With most species being native to East Asia, Stinkers don’t have a lot of Canadian predators. That’s changing, and birds, ladybugs, and wasps are starting to eat them despite the unpleasant taste their stinky juices cause.
You shouldn’t have to resort to pesticides for Twice-Stabbed Stinkers. They’re generally only after seeds, and in small numbers you’ll barely notice the damage.
If you decide to pick them by hand, wear gloves as, albeit shy, they will bite if threatened. The sides of their shield-shaped back can also irritate skin if you touch them. Expect them to discharge their stinky secret weapon; it smells a little like cilantro, which people either love or hate!
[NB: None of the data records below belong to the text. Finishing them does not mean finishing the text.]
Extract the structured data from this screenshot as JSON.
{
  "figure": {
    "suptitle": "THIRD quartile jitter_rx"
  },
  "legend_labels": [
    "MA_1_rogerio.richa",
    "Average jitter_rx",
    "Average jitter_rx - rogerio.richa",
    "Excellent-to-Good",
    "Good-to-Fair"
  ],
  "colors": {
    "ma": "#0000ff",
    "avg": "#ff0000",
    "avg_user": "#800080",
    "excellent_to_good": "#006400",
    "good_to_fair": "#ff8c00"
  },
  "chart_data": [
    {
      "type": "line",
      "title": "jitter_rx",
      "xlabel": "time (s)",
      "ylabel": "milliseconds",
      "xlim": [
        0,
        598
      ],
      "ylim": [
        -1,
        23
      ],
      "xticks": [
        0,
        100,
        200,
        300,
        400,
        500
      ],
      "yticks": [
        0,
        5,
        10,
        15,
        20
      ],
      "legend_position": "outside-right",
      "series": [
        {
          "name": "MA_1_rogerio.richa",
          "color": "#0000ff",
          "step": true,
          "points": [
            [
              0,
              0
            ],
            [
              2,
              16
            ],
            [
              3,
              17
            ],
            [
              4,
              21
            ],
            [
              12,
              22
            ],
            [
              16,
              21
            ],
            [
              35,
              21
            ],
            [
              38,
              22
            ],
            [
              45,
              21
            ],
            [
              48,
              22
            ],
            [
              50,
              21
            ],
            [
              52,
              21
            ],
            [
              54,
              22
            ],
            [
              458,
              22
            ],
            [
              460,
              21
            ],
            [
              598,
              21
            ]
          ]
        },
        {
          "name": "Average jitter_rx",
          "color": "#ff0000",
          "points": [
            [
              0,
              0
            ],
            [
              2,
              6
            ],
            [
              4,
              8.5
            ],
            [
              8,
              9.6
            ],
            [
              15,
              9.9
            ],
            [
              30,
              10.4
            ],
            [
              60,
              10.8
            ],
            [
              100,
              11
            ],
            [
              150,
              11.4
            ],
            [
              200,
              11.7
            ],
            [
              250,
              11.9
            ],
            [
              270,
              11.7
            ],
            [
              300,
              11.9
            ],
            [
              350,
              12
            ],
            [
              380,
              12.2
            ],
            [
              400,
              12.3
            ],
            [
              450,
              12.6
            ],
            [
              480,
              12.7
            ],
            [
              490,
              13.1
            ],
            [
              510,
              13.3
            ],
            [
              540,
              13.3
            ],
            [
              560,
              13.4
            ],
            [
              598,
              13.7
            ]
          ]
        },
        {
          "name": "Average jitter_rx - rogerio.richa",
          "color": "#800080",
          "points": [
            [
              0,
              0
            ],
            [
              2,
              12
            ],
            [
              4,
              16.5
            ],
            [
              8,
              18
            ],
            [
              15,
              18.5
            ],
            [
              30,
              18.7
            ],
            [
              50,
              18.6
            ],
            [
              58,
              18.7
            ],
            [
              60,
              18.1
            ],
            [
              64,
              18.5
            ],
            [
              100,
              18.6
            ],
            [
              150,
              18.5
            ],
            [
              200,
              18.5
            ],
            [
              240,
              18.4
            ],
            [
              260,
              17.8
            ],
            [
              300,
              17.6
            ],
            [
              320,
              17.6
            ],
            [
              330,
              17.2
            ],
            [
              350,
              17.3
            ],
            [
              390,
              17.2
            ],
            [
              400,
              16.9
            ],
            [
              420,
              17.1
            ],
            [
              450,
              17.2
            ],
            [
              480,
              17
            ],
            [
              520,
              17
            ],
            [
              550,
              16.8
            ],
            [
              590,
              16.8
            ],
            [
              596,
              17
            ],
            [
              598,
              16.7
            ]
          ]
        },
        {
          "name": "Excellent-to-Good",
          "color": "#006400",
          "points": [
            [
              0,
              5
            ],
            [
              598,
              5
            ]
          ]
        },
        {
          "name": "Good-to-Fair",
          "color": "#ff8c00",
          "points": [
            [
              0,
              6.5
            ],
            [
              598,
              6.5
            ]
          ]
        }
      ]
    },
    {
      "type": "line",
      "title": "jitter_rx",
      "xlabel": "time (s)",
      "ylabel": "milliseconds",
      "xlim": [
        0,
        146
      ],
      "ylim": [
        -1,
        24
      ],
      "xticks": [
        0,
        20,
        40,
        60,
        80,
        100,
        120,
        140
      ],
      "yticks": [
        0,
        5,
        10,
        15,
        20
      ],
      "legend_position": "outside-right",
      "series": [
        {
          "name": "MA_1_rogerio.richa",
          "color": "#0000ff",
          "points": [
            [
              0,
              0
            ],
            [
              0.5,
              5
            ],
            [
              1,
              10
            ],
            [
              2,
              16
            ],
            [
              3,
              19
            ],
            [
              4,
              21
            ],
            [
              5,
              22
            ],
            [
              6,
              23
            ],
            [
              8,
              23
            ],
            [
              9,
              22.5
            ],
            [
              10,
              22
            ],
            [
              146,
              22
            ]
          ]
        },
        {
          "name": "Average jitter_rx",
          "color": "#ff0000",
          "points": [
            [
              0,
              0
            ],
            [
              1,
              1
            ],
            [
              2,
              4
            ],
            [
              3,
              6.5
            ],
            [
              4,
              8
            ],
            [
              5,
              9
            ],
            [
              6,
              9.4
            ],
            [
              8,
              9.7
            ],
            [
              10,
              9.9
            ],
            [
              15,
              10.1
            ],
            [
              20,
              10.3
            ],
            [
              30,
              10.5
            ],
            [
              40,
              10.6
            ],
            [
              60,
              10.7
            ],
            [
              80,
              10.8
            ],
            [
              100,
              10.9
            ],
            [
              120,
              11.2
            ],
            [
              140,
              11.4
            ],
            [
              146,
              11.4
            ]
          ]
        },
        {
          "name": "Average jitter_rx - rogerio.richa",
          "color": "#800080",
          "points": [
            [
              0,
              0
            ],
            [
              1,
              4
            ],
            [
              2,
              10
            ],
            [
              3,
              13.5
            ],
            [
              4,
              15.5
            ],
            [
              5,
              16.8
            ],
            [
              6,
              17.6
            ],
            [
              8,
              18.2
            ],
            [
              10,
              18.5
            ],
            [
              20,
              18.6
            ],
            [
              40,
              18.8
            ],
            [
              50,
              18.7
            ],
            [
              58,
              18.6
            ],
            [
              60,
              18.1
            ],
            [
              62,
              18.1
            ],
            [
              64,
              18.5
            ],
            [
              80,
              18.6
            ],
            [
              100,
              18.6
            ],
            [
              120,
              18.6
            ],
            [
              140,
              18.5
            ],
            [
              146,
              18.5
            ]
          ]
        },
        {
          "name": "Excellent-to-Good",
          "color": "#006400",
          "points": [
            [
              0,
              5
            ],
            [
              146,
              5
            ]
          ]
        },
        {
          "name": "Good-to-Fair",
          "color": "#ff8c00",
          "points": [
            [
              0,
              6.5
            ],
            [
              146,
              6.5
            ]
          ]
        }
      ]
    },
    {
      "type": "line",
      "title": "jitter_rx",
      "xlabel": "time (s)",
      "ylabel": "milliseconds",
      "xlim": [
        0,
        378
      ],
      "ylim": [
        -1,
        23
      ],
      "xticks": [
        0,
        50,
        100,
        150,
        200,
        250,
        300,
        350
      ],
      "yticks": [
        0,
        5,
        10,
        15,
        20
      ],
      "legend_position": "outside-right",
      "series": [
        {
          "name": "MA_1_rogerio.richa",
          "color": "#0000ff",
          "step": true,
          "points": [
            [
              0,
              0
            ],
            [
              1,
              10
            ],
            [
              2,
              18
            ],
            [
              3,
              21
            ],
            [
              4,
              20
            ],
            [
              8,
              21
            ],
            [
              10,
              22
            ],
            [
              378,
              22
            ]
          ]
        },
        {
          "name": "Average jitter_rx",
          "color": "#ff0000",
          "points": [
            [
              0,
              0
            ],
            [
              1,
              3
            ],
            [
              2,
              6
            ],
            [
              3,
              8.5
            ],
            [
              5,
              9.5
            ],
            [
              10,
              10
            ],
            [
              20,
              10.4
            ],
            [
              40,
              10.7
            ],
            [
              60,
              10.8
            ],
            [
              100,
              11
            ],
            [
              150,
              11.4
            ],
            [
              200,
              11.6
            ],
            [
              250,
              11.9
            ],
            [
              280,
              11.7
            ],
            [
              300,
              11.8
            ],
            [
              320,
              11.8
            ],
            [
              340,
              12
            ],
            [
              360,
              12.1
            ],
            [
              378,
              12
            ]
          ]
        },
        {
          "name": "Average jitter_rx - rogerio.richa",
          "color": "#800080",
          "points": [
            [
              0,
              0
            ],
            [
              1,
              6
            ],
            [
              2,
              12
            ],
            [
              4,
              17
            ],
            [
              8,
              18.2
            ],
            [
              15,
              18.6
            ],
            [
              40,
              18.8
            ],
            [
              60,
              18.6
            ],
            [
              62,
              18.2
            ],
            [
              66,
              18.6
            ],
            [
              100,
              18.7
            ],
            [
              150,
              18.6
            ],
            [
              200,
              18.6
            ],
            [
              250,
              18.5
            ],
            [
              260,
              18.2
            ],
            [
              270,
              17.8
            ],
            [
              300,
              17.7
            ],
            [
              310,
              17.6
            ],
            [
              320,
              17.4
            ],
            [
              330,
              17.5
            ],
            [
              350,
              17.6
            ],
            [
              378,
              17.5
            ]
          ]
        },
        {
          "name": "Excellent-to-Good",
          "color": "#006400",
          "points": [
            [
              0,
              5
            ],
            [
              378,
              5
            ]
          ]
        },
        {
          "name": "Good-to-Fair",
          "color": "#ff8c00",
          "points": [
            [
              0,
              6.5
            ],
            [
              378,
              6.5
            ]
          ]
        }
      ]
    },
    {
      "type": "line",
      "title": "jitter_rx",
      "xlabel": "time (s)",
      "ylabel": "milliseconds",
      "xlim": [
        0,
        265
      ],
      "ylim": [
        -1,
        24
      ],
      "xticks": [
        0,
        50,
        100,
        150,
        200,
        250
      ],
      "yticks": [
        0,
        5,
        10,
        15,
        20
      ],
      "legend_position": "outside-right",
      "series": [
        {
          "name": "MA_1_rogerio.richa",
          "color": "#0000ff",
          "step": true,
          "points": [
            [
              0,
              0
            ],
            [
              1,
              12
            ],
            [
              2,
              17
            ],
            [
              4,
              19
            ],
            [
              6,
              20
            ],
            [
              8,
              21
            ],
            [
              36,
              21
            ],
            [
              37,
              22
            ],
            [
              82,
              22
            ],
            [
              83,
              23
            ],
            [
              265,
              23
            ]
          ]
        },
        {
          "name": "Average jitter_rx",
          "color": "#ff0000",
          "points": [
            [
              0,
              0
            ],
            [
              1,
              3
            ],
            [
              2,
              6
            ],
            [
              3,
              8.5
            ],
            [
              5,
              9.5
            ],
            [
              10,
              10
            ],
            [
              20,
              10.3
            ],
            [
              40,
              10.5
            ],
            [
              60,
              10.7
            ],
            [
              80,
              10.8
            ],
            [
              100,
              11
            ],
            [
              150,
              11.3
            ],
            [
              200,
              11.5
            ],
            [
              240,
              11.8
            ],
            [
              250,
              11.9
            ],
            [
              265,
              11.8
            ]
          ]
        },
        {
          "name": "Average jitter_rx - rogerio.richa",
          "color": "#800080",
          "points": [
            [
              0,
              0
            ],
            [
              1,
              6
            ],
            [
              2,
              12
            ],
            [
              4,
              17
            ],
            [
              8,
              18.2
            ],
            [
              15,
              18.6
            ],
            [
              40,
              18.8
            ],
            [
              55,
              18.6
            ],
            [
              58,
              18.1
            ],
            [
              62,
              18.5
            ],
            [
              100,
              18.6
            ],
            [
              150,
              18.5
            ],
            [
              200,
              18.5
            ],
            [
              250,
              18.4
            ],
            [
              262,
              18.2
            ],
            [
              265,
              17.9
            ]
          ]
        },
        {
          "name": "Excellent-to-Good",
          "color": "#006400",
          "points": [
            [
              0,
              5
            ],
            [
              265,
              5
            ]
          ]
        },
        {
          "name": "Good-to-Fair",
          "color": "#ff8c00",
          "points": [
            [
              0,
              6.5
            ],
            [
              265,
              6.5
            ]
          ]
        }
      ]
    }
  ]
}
Stinkers thrive in messiness, but don’t assume that your yard is messy just because they turn up. Weeds like thistle are their favourite habitat, and will often jump into a yard or farm field from property line weeds that aren’t cleared up. They outbreak will be short-lived if you give your yard a regular fall clean-up.
Check for eggs near the seeds pods and leaves you’ve seen them on from midsummer on. In the Fall, clear organic debris from around the area. They overwinter as adults and clustered together, so removing plant litter will often reveal masses of them under old leaves, mulch, or stones.